We have classified all the even isometries as translations or rotations. An odd isometry is a reflection or a product of three reflections. Only those odd isometries σ_c σ_b σ_a where a, b, c are neither concurrent nor have a common perpendicular remain to be considered. Although it seems there might be many cases, depending on which of a, b, c intersect or are parallel to which, we shall see this turns out not to be the case. However, we begin with the special case where a and b are perpendicular to c. Then σ_b σ_a is a translation or glide and σ_c is, of course, a reflection. If a and b are distinct lines perpendicular to line c, then σ_c σ_b σ_a is called a glide reflection with axis c.

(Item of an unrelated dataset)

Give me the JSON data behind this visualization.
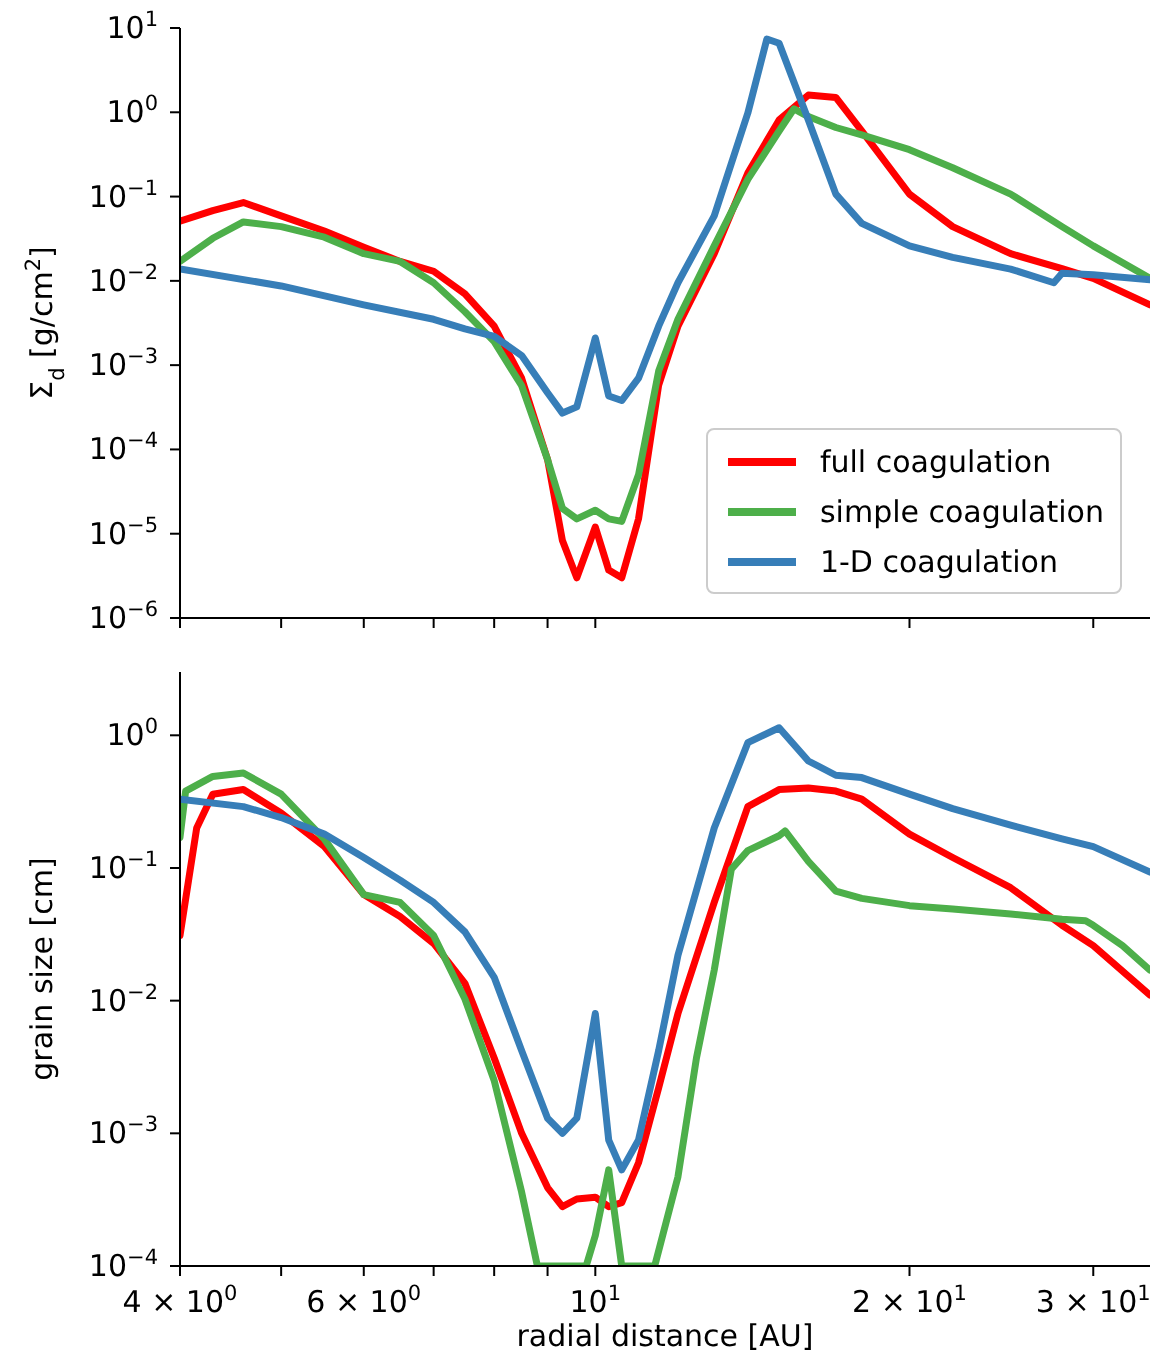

We might as well call line m the axis of σ_m as the reflection and the glide reflection then share the property that the midpoint of any point P and its image under the isometry lies on the axis. To show this holds for the glide reflection, suppose P is any point. See Figure 8.1. Let line l be the perpendicular from P to c. Then there is a line m perpendicular to c such that σ_b σ_a = σ_m σ_l. If M is the intersection of m and c, then P and M are distinct points such that σ_cσ_bσ_a(P)=σ_cσ_mσ_l(P)=σ_cσ_m(P)= σ_M(P)≠P.